Do not use warm showers or baths to rewarm a hypothermic person as these could send blood to skin, legs, arms, hands and feet and away from the heart and brain which could cause a dangerous drop in blood pressure.
Assembling a hypothermia survival kit
If you are frequently outdoors in the winter, especially around water and ice, Sea Grant’s John Downing suggests assembling and bringing with you a cold-safety readiness kit. With the exception of a sled, the kit components can be packed into a small watertight container or sealed bag.

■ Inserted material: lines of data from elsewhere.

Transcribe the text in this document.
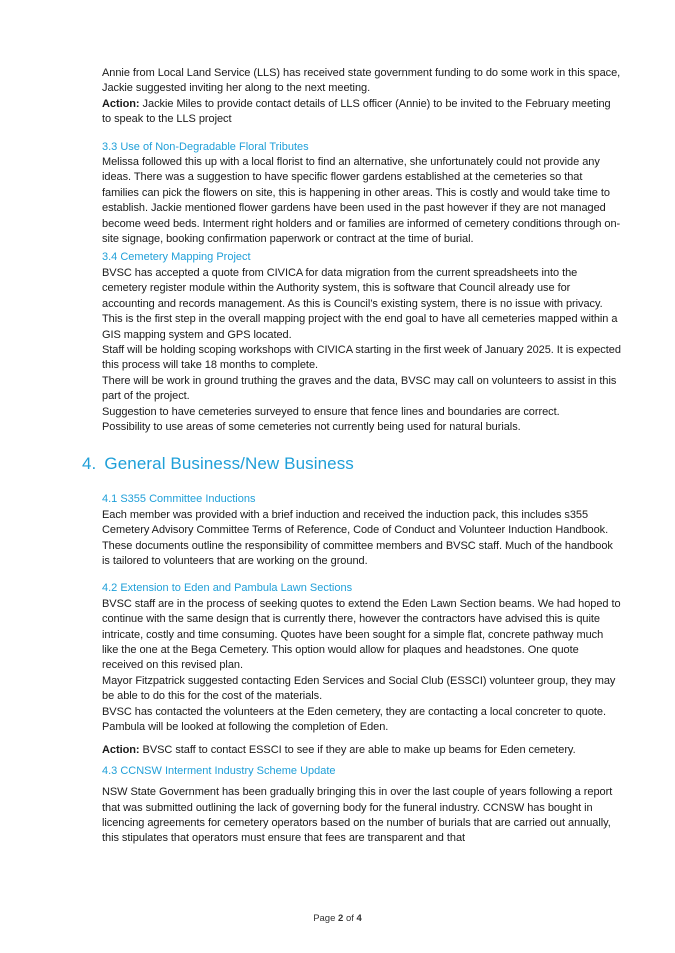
Annie from Local Land Service (LLS) has received state government funding to do some work in this space, Jackie suggested inviting her along to the next meeting.

Action: Jackie Miles to provide contact details of LLS officer (Annie) to be invited to the February meeting to speak to the LLS project

3.3 Use of Non-Degradable Floral Tributes

Melissa followed this up with a local florist to find an alternative, she unfortunately could not provide any ideas. There was a suggestion to have specific flower gardens established at the cemeteries so that families can pick the flowers on site, this is happening in other areas. This is costly and would take time to establish. Jackie mentioned flower gardens have been used in the past however if they are not managed become weed beds. Interment right holders and or families are informed of cemetery conditions through on-site signage, booking confirmation paperwork or contract at the time of burial.

3.4 Cemetery Mapping Project

BVSC has accepted a quote from CIVICA for data migration from the current spreadsheets into the cemetery register module within the Authority system, this is software that Council already use for accounting and records management. As this is Council’s existing system, there is no issue with privacy.

This is the first step in the overall mapping project with the end goal to have all cemeteries mapped within a GIS mapping system and GPS located.

Staff will be holding scoping workshops with CIVICA starting in the first week of January 2025. It is expected this process will take 18 months to complete.

There will be work in ground truthing the graves and the data, BVSC may call on volunteers to assist in this part of the project.

Suggestion to have cemeteries surveyed to ensure that fence lines and boundaries are correct.

Possibility to use areas of some cemeteries not currently being used for natural burials.

4. General Business/New Business
4.1 S355 Committee Inductions

Each member was provided with a brief induction and received the induction pack, this includes s355 Cemetery Advisory Committee Terms of Reference, Code of Conduct and Volunteer Induction Handbook. These documents outline the responsibility of committee members and BVSC staff. Much of the handbook is tailored to volunteers that are working on the ground.

4.2 Extension to Eden and Pambula Lawn Sections

BVSC staff are in the process of seeking quotes to extend the Eden Lawn Section beams. We had hoped to continue with the same design that is currently there, however the contractors have advised this is quite intricate, costly and time consuming. Quotes have been sought for a simple flat, concrete pathway much like the one at the Bega Cemetery. This option would allow for plaques and headstones. One quote received on this revised plan.

Mayor Fitzpatrick suggested contacting Eden Services and Social Club (ESSCI) volunteer group, they may be able to do this for the cost of the materials.

BVSC has contacted the volunteers at the Eden cemetery, they are contacting a local concreter to quote.

Pambula will be looked at following the completion of Eden.

Action: BVSC staff to contact ESSCI to see if they are able to make up beams for Eden cemetery.

4.3 CCNSW Interment Industry Scheme Update

NSW State Government has been gradually bringing this in over the last couple of years following a report that was submitted outlining the lack of governing body for the funeral industry. CCNSW has bought in licencing agreements for cemetery operators based on the number of burials that are carried out annually, this stipulates that operators must ensure that fees are transparent and that

Page 2 of 4
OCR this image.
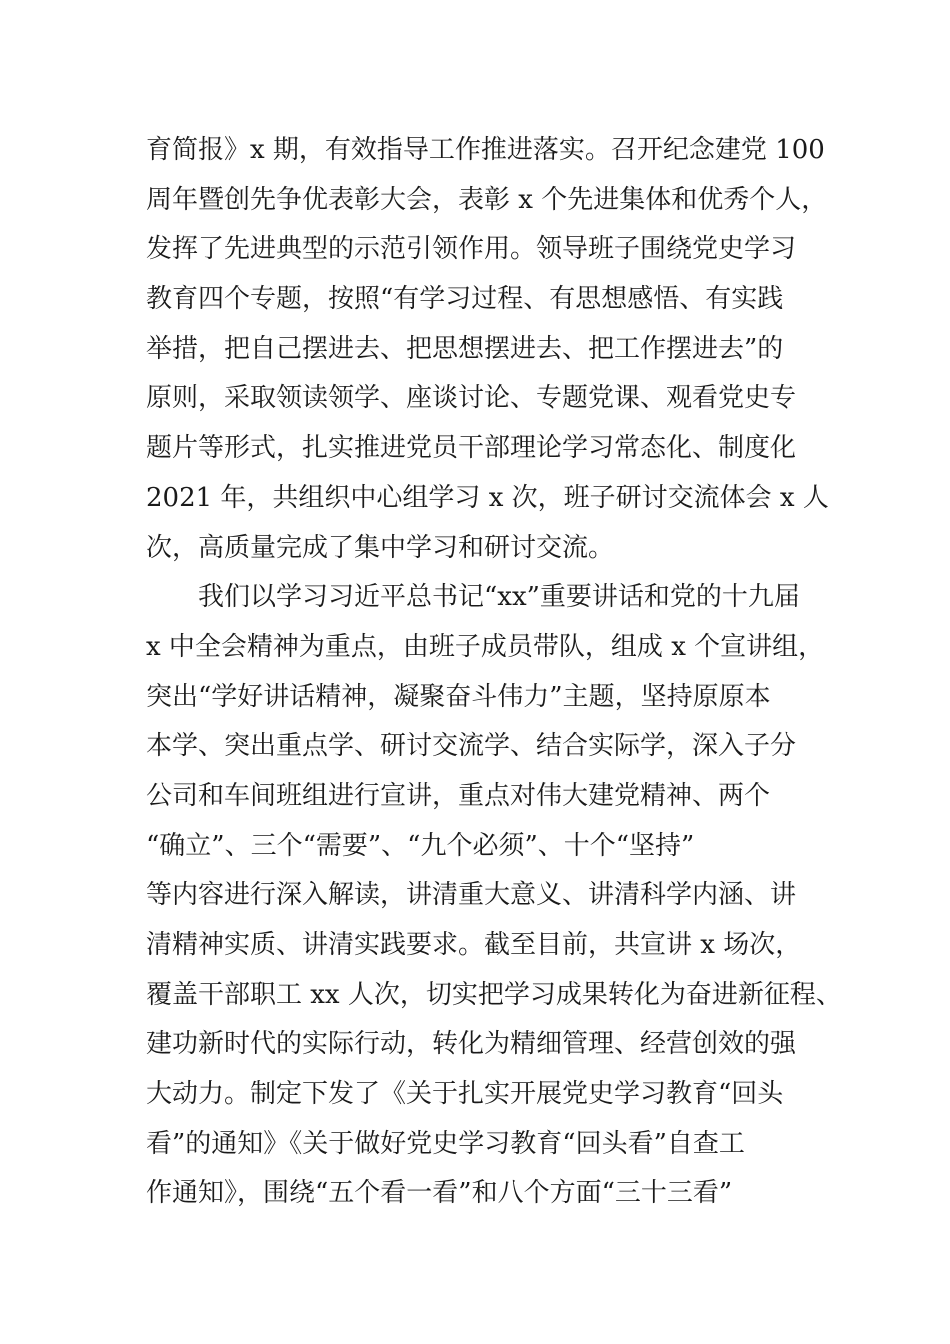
育简报》x 期，有效指导工作推进落实。召开纪念建党 100
周年暨创先争优表彰大会，表彰 x 个先进集体和优秀个人，
发挥了先进典型的示范引领作用。领导班子围绕党史学习
教育四个专题，按照“有学习过程、有思想感悟、有实践
举措，把自己摆进去、把思想摆进去、把工作摆进去”的
原则，采取领读领学、座谈讨论、专题党课、观看党史专
题片等形式，扎实推进党员干部理论学习常态化、制度化
2021 年，共组织中心组学习 x 次，班子研讨交流体会 x 人
次，高质量完成了集中学习和研讨交流。
　　我们以学习习近平总书记“xx”重要讲话和党的十九届
x 中全会精神为重点，由班子成员带队，组成 x 个宣讲组，
突出“学好讲话精神，凝聚奋斗伟力”主题，坚持原原本
本学、突出重点学、研讨交流学、结合实际学，深入子分
公司和车间班组进行宣讲，重点对伟大建党精神、两个
“确立”、三个“需要”、“九个必须”、十个“坚持”
等内容进行深入解读，讲清重大意义、讲清科学内涵、讲
清精神实质、讲清实践要求。截至目前，共宣讲 x 场次，
覆盖干部职工 xx 人次，切实把学习成果转化为奋进新征程、
建功新时代的实际行动，转化为精细管理、经营创效的强
大动力。制定下发了《关于扎实开展党史学习教育“回头
看”的通知》《关于做好党史学习教育“回头看”自查工
作通知》，围绕“五个看一看”和八个方面“三十三看”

Some suggested items to include:
- A 20-30 foot length of strong, floating rope with a body-sized loop pre-tied in one end and knots in the other for gripping.
- Waterproof matches and fire-starters for building a warming fire if evacuation to a medical facility is slow or impossible.
- A three-season mummy-style sleeping bag.
- A foil-type thermal blanket.
- Small tarp for shelter from wind and precipitation.
- Gel chemical heating packs or dry chemical heating packs (five to 10). You want the large kind made for rescue that heat up rapidly and not the smaller kind for putting in boots and gloves.
- Cloth bags to place between the heating packs and bare skin.
- Rescue/trauma shears for speedy removal of wet clothing.
- Sugar-rich foods or beverages.
- In winter, the kit should include ice picks, ice cleats for boots and a sled or toboggan for rescue.